Uno dei grandi interrogativi dei giorni scorsi, che si chiedeva se il gioco avesse scelto questo contesto per dare rappresentazione di quanto accaduto attraverso un medium potente come il videogame, trova così la sua risposta, dal momento che Tamte precisa che non vedremo alcuni dei dettagli che hanno reso orribilmente celebre la presa di Fallujah – costata la vita a cento soldati americani, nella sua seconda battaglia e, secondo i dati della Croce Rossa Internazionale, ad almeno ottocento civili iracheni.

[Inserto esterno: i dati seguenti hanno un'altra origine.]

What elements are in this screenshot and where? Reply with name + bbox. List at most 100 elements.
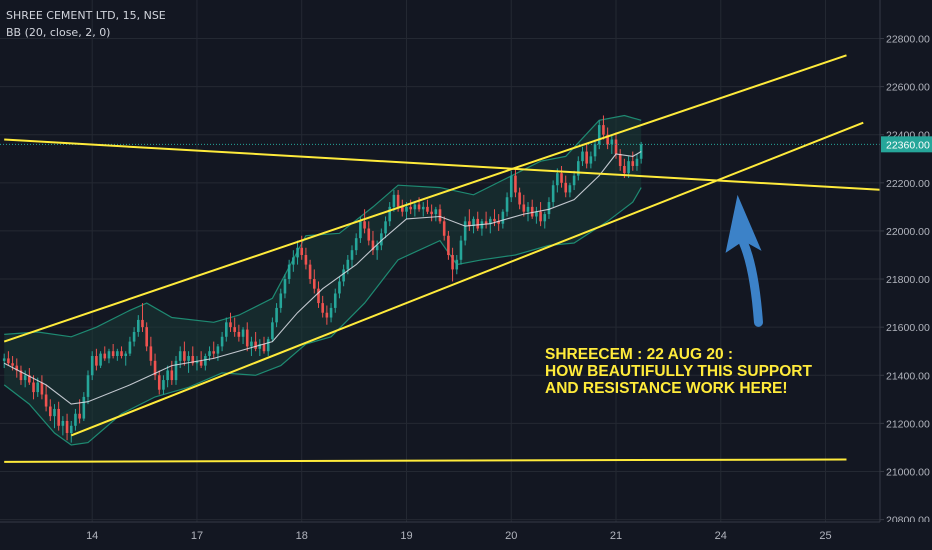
candle	[32, 375, 35, 400]
candle	[371, 230, 375, 255]
candle-body	[266, 339, 270, 352]
candle-body	[262, 343, 266, 352]
candle-body	[375, 245, 379, 251]
candle	[602, 115, 605, 140]
candle-body	[304, 254, 308, 265]
candle	[413, 202, 417, 217]
candle-body	[488, 218, 492, 224]
candle-body	[258, 343, 262, 349]
candle	[317, 281, 320, 308]
candle-body	[614, 139, 618, 154]
candle-body	[392, 194, 396, 207]
candles	[2, 115, 643, 443]
candle	[69, 420, 73, 443]
annotation-line: SHREECEM : 22 AUG 20 :	[545, 346, 734, 363]
candle	[597, 120, 601, 150]
candle-body	[178, 351, 182, 361]
trendline-descending-resistance	[4, 138, 885, 192]
candle	[187, 351, 190, 373]
candle-body	[162, 380, 165, 390]
candle	[375, 240, 379, 260]
price-axis-label: 21000.00	[886, 466, 930, 478]
candle-body	[57, 408, 60, 426]
candle	[199, 351, 203, 369]
candle	[116, 348, 119, 361]
candle-body	[635, 158, 639, 166]
bb-upper-band	[4, 114, 642, 338]
candle-body	[384, 221, 387, 234]
candle	[254, 331, 257, 352]
candle-body	[195, 360, 199, 364]
candle	[539, 202, 542, 227]
candle	[153, 353, 157, 381]
candle	[333, 288, 337, 313]
candle-body	[623, 165, 626, 174]
arrow-icon	[725, 194, 763, 327]
candle-body	[48, 406, 52, 417]
candle-body	[145, 327, 148, 347]
candle-body	[166, 370, 169, 381]
candle	[610, 134, 614, 154]
candle-body	[99, 353, 102, 366]
candle	[95, 348, 98, 371]
candle	[325, 305, 329, 325]
candle	[65, 413, 69, 441]
candle-body	[128, 341, 132, 354]
time-axis-label: 25	[819, 530, 831, 542]
candle	[476, 211, 480, 231]
candle-body	[111, 351, 115, 357]
candle	[568, 182, 572, 198]
candle-body	[396, 194, 400, 207]
candle	[421, 202, 425, 217]
candle-body	[65, 420, 69, 433]
candle	[526, 202, 530, 222]
candle-body	[120, 351, 123, 357]
candle	[149, 336, 153, 366]
candle-body	[359, 221, 362, 239]
candle-body	[208, 351, 211, 357]
candle	[606, 127, 609, 150]
candle	[44, 384, 48, 412]
candle-body	[333, 293, 337, 308]
annotation-text: SHREECEM : 22 AUG 20 : HOW BEAUTIFULLY T…	[545, 346, 812, 397]
candle-body	[602, 125, 605, 135]
candle	[363, 209, 366, 234]
candle	[635, 153, 639, 171]
candle-body	[597, 125, 601, 145]
candle-body	[90, 356, 94, 376]
candle-body	[497, 221, 500, 224]
annotation-line: HOW BEAUTIFULLY THIS SUPPORT	[545, 363, 812, 380]
candle-body	[220, 336, 224, 347]
candle-body	[535, 211, 538, 217]
candle-body	[78, 413, 81, 419]
candle	[266, 336, 270, 357]
candle-body	[551, 185, 555, 203]
candle-body	[627, 161, 630, 174]
indicator-legend[interactable]: BB (20, close, 2, 0)	[6, 26, 111, 39]
candle	[543, 211, 547, 229]
candle-body	[11, 363, 14, 366]
candle	[57, 401, 60, 431]
candle-body	[367, 228, 371, 241]
candle-body	[237, 331, 241, 337]
candle	[434, 206, 438, 222]
price-axis-bg	[880, 0, 932, 550]
candle	[157, 370, 161, 395]
candle	[342, 264, 345, 287]
candle	[245, 322, 249, 352]
candle-body	[204, 356, 207, 366]
candle	[61, 416, 65, 436]
candle-body	[338, 281, 341, 294]
price-axis-label: 21200.00	[886, 418, 930, 430]
candle	[174, 356, 178, 385]
candle-body	[250, 341, 253, 347]
candle	[136, 315, 140, 337]
candle	[442, 216, 446, 241]
candle	[514, 168, 517, 198]
candle	[82, 392, 86, 421]
arrow-head	[725, 194, 762, 253]
candle-body	[350, 250, 354, 260]
price-axis-label: 22600.00	[886, 82, 930, 94]
candle-body	[438, 209, 442, 222]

Ma non sarà questo il focus del gioco, che non citerà l'uso delle bombe al fosforo che i soldati statunitensi dichiararono di aver utilizzato per stanare gli insorti dai loro nascondigli – il che non è però consentito dalle regolamentazioni ed è, di fatto, un crimine di guerra. Un argomento sul quale Six Days in Fallujah non avrà niente da dire:
Ho due preoccupazioni riguardo l'uso del fosforo come arma. La prima è che non è parte delle storie che i nostri testimoni ci hanno raccontato, quindi non ho dei fatti concreti e autentici su cui basarne la rappresentazione, ed è una cosa importante. La seconda è che non voglio quel tipo di cose sensazionali che possano distrarre da parte dell'esperienza.
Sarà lo stesso, sottolinea Polygon, per la rappresentazione dei proiettili all'uranio. Pur mancando queste rappresentazioni, Tamte non ha però dubbi:
Non penso che i giocatori rimarranno confusi su quelli che sono i costi della guerra. Non penso che nessuno uscirà dal gioco dicendosi 'abbiamo bisogno di più guerre'. Non è una cosa che i Marine e i soldati vorrebbero come messaggio, e che nemmeno i civili iracheni vorrebbero come messaggio. Penso che le persone debbano capire il costo umano della guerra.
Il gioco, vi ricordiamo, non permetterà di vestire mai i panni di insorti iracheni, ma vi farà giocare come soldati americani (o loro alleati) e come civili iracheni, trovatisi nella tenaglia del combattimento.
Six Days in Fallujah arriverà entro la fine del 2021 su PC e console.